A good rule of thumb for a math class: start with somewhere between 5 and 20 bins. If the histogram looks too blocky and featureless, try narrower bins. If it looks like static, try wider ones. The goal is a bin width that lets you see the genuine shape of the data without being distracted by random spikes.

Pulling It All Together: A Worked Example

Suppose you have a histogram of 30 students’ exam scores. The x-axis runs from 40 to 100 in bins of width 10 (40–50, 50–60, 60–70, 70–80, 80–90, 90–100). The bar heights, left to right, are 2, 3, 5, 10, 7, 3.

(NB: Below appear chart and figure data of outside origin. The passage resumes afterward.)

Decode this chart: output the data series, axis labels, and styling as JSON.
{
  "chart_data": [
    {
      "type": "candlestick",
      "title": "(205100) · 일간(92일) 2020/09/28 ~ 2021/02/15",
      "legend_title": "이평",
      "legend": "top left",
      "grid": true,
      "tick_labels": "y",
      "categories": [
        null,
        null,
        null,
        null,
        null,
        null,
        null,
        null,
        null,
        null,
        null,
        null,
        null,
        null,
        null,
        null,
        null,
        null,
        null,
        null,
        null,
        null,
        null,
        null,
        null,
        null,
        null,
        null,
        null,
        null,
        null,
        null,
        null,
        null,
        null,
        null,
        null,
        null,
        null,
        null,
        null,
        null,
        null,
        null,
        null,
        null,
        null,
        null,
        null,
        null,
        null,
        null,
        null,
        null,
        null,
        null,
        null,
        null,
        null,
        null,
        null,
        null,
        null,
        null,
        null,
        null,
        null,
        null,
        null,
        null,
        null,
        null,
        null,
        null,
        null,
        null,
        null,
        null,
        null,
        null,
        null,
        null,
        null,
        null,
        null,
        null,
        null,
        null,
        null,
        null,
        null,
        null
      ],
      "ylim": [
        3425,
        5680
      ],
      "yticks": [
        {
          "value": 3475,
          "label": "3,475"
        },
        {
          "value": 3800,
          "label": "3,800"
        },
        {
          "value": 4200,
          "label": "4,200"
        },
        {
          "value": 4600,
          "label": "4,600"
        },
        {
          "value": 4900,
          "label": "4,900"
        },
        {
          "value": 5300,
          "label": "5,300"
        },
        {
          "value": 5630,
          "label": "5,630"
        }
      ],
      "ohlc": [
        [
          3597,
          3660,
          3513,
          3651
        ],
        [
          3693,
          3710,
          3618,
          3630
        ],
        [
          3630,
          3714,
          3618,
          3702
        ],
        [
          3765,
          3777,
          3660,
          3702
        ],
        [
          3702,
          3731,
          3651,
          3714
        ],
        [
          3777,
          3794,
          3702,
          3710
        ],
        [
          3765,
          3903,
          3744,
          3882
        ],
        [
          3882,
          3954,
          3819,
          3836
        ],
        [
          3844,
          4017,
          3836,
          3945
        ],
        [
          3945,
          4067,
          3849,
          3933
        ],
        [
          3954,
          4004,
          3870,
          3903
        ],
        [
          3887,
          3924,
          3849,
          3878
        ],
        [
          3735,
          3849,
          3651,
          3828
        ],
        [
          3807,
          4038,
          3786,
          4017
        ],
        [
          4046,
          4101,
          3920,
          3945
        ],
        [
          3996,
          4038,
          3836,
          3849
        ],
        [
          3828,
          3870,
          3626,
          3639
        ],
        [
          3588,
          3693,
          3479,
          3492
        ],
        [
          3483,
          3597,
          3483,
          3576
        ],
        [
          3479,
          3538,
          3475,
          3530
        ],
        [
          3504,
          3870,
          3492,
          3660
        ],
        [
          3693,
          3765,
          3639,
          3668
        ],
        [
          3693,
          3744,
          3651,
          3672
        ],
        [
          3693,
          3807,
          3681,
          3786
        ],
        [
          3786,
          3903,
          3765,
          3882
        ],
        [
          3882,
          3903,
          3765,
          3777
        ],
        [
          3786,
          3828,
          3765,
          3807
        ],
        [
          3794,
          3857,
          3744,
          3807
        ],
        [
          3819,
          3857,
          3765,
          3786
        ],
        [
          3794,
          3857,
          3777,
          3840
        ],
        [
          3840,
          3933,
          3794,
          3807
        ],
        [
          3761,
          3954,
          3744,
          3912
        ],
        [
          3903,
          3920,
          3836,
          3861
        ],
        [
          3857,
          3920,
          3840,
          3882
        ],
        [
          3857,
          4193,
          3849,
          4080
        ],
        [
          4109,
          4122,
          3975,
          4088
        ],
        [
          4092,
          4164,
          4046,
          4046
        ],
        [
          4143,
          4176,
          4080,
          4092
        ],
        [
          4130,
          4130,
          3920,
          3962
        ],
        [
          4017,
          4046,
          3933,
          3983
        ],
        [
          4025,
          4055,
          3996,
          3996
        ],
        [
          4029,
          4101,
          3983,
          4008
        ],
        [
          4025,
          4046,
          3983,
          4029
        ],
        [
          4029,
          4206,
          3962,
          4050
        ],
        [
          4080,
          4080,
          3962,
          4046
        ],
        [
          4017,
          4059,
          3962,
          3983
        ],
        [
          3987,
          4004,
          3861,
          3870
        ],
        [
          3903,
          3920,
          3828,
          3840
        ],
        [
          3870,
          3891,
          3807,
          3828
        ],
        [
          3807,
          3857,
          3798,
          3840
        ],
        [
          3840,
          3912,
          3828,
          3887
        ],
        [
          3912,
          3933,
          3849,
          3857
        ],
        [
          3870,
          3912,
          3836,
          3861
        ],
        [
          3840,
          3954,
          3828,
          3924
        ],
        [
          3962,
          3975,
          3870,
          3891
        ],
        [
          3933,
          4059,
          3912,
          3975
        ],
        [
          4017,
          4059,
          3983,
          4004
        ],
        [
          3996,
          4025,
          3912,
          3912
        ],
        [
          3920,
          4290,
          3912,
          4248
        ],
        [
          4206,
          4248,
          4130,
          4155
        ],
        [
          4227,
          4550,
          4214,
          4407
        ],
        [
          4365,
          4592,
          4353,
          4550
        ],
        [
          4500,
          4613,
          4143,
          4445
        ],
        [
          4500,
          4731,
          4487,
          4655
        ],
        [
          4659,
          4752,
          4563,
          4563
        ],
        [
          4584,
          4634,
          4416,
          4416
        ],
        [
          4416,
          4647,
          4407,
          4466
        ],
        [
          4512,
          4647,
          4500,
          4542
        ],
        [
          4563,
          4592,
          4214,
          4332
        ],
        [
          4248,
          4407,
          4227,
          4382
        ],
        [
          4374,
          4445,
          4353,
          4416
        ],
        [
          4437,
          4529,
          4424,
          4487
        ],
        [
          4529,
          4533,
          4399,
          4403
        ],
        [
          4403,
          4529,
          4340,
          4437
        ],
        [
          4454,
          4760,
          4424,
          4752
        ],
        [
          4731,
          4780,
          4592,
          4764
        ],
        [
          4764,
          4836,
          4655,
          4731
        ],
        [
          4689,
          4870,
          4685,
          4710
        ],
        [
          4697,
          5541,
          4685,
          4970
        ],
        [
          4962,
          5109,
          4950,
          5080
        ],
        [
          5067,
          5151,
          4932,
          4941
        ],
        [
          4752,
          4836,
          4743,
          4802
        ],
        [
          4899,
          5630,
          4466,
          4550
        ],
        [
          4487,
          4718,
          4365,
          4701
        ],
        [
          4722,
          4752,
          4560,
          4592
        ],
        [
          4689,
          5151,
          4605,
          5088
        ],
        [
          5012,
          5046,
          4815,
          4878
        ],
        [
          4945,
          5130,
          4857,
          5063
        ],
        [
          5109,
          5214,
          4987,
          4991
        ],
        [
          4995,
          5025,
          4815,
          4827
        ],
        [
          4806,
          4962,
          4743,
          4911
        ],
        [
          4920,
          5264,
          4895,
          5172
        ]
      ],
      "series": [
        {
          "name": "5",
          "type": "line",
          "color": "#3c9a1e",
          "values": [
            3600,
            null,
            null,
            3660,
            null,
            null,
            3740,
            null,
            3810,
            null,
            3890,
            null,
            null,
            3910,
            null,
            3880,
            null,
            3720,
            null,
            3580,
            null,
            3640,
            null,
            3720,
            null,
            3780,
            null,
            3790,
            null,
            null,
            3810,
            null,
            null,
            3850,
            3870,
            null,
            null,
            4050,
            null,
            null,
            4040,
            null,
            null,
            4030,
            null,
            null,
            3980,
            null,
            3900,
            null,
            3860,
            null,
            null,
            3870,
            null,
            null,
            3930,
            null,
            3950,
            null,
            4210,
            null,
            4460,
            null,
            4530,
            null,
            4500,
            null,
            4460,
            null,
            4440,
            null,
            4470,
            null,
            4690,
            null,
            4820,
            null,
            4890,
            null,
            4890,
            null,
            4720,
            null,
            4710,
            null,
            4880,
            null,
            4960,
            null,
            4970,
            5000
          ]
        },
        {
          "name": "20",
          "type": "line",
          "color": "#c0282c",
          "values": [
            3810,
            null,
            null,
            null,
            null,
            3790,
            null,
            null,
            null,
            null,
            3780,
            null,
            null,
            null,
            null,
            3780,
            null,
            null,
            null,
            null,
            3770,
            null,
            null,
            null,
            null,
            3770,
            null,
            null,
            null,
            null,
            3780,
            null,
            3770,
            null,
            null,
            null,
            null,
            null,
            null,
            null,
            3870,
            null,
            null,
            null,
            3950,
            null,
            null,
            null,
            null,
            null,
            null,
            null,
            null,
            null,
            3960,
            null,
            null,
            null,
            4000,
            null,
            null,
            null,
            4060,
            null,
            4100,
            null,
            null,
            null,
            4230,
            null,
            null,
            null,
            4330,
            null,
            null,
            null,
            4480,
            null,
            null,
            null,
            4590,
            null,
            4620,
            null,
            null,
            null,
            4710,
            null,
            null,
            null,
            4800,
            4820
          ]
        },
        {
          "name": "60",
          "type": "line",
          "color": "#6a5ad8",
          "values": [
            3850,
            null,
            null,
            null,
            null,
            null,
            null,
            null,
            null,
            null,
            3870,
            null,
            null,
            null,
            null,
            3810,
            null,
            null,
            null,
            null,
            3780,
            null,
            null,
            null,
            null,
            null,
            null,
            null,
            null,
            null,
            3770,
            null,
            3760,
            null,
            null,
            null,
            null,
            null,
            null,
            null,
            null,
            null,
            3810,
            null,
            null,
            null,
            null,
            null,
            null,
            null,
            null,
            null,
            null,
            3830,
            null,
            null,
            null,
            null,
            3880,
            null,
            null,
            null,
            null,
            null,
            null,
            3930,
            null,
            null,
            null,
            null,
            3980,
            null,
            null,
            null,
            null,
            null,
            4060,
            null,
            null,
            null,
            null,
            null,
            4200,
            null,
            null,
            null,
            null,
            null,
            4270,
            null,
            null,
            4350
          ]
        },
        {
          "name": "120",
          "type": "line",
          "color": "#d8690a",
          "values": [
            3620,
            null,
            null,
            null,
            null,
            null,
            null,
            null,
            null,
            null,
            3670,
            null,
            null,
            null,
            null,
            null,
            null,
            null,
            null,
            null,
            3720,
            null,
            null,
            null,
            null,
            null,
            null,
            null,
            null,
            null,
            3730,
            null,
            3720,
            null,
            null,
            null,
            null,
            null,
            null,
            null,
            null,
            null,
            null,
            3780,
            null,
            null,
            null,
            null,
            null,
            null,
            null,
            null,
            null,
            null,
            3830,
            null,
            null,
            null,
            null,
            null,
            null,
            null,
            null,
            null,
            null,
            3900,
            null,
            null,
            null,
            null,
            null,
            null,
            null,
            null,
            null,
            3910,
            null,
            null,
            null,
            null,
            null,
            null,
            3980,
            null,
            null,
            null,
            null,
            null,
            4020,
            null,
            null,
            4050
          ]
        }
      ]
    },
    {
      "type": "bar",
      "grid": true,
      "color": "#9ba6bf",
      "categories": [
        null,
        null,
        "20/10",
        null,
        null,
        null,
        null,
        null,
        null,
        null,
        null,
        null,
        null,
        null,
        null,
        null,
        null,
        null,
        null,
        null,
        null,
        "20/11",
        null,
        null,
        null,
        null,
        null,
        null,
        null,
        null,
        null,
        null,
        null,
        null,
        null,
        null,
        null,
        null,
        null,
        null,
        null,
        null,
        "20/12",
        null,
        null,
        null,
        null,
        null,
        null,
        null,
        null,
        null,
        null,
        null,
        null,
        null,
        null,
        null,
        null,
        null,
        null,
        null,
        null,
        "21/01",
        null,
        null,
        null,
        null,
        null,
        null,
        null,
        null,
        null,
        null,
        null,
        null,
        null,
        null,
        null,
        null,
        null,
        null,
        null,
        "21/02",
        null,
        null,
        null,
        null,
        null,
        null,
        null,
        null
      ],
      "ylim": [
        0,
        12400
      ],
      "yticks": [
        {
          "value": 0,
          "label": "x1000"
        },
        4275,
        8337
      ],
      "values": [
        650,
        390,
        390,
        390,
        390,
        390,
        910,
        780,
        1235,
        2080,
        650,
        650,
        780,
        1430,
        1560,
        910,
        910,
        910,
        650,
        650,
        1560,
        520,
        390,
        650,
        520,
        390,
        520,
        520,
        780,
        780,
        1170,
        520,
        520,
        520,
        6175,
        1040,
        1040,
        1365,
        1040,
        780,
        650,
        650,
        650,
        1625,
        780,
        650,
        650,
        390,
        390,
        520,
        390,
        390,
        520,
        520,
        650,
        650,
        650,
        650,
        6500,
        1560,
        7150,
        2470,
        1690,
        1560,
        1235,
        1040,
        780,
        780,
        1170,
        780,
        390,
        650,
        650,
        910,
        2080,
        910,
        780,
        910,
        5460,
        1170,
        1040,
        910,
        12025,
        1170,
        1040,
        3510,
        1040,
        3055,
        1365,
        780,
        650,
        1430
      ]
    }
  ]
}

Here’s what you can read from this histogram:

  • Total data points: 2 + 3 + 5 + 10 + 7 + 3 = 30 students. This matches.
  • Most common range: The tallest bar is over 70–80, with 10 students. This is the modal class.
  • Students scoring below 60: The first two bins hold 2 + 3 = 5 students.
  • Percentage scoring 80 or above: The last two bins hold 7 + 3 = 10 students, so 10 ÷ 30 = 33.3%.
  • Shape: The data peaks at 70–80 and tapers more steeply to the left than to the right. The left tail (lower scores) stretches further from the peak than the right tail. This is a slightly left-skewed distribution, suggesting most students performed well but a few struggled.

That’s the core skill. Every histogram question in a math class boils down to reading bin ranges, reading bar heights, combining them with addition or division, and describing the overall shape. Once those four moves feel automatic, you can interpret any histogram you encounter.